Inscrit au saint du Diocèse de Marseille, il commence un travail pour entrer en prêtrise. Il ne pourra s’empêcher de réaliser des aménagements intérieurs et extérieurs comme cet éclairage architectural de l’église Ste marguerite. Ce rendre utile à l’autre qui ne le comprends pas, est son moteur. Vivant du minimum, il se mettra au service des exclus. « Ses frères de la rue ». Face la profondeur d’esprit recherché, il ne trouvera que valeur réduites, sectaires, et même dangereuses.
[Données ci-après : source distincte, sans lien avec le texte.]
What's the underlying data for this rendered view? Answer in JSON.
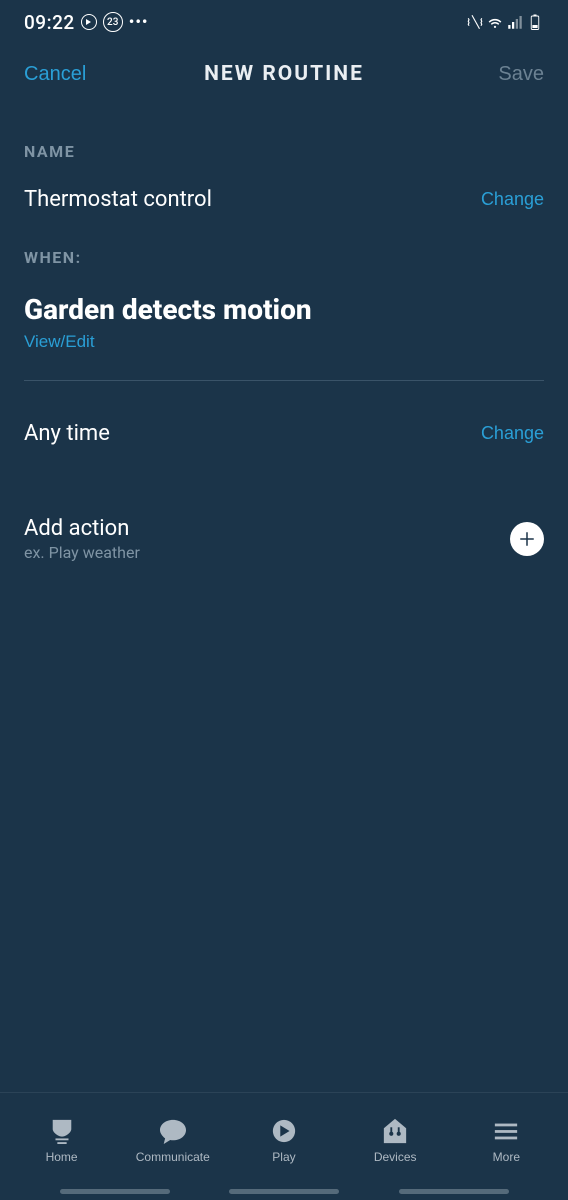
{
  "status_bar": {
    "time": "09:22",
    "badge": "23"
  },
  "header": {
    "cancel": "Cancel",
    "title": "NEW ROUTINE",
    "save": "Save"
  },
  "sections": {
    "name_label": "NAME",
    "name_value": "Thermostat control",
    "name_change": "Change",
    "when_label": "WHEN:",
    "trigger": "Garden detects motion",
    "view_edit": "View/Edit",
    "time_value": "Any time",
    "time_change": "Change",
    "add_action_title": "Add action",
    "add_action_hint": "ex. Play weather"
  },
  "nav": {
    "home": "Home",
    "communicate": "Communicate",
    "play": "Play",
    "devices": "Devices",
    "more": "More"
  }
}
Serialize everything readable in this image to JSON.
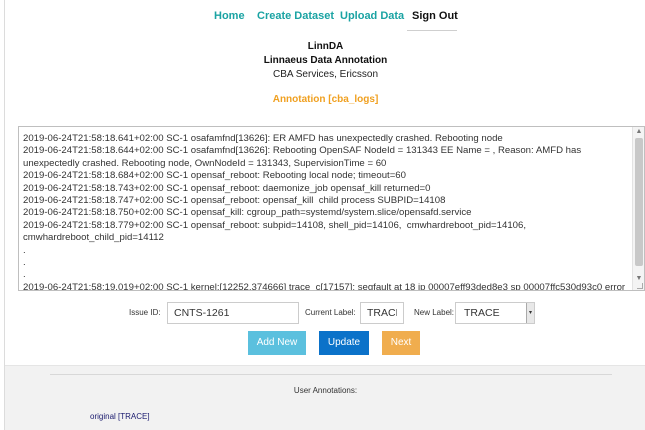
{
  "nav": {
    "home": "Home",
    "create_dataset": "Create Dataset",
    "upload_data": "Upload Data",
    "sign_out": "Sign Out"
  },
  "header": {
    "title": "LinnDA",
    "subtitle": "Linnaeus Data Annotation",
    "org": "CBA Services, Ericsson",
    "annotation_title": "Annotation [cba_logs]"
  },
  "log": {
    "text": "2019-06-24T21:58:18.641+02:00 SC-1 osafamfnd[13626]: ER AMFD has unexpectedly crashed. Rebooting node\n2019-06-24T21:58:18.644+02:00 SC-1 osafamfnd[13626]: Rebooting OpenSAF NodeId = 131343 EE Name = , Reason: AMFD has unexpectedly crashed. Rebooting node, OwnNodeId = 131343, SupervisionTime = 60\n2019-06-24T21:58:18.684+02:00 SC-1 opensaf_reboot: Rebooting local node; timeout=60\n2019-06-24T21:58:18.743+02:00 SC-1 opensaf_reboot: daemonize_job opensaf_kill returned=0\n2019-06-24T21:58:18.747+02:00 SC-1 opensaf_reboot: opensaf_kill  child process SUBPID=14108\n2019-06-24T21:58:18.750+02:00 SC-1 opensaf_kill: cgroup_path=systemd/system.slice/opensafd.service\n2019-06-24T21:58:18.779+02:00 SC-1 opensaf_reboot: subpid=14108, shell_pid=14106,  cmwhardreboot_pid=14106, cmwhardreboot_child_pid=14112\n.\n.\n.\n2019-06-24T21:58:19.019+02:00 SC-1 kernel:[12252.374666] trace_c[17157]: segfault at 18 ip 00007eff93ded8e3 sp 00007ffc530d93c0 error"
  },
  "form": {
    "issue_label": "Issue ID:",
    "issue_value": "CNTS-1261",
    "current_label": "Current Label:",
    "current_value": "TRACE",
    "new_label": "New Label:",
    "new_value": "TRACE"
  },
  "buttons": {
    "add_new": "Add New",
    "update": "Update",
    "next": "Next"
  },
  "annotations": {
    "heading": "User Annotations:",
    "items": [
      "original [TRACE]"
    ]
  },
  "colors": {
    "nav_link": "#1aa3a3",
    "annotation_title": "#f0a020",
    "add_button": "#5bc0de",
    "update_button": "#0b72c9",
    "next_button": "#f0ad4e"
  }
}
Peut être anecdotique pour certain, l’année 2015, lui annoncera une nouvelle qui a valeur capitale. Guidé par son médecin sportif auprès duquel il s’interroge sur son parcours, il rencontre une grande spécialiste. Apres examens, il apprend qu’il est atteint « de douance » ou « haut potentiel ». Son cerveau fonctionne autrement. Enfin il sait ce qu’il savait déjà. Il est libéré. Il est temps de m’amuser de ce que je suis, je n’ai plus peur. « J’ai juste mis une photo et j’ai fait mes cartons » En 2018, au détour d’une publication il sera remarqué. S’en suivra alors une longue correspondance avec « Sa Muse ».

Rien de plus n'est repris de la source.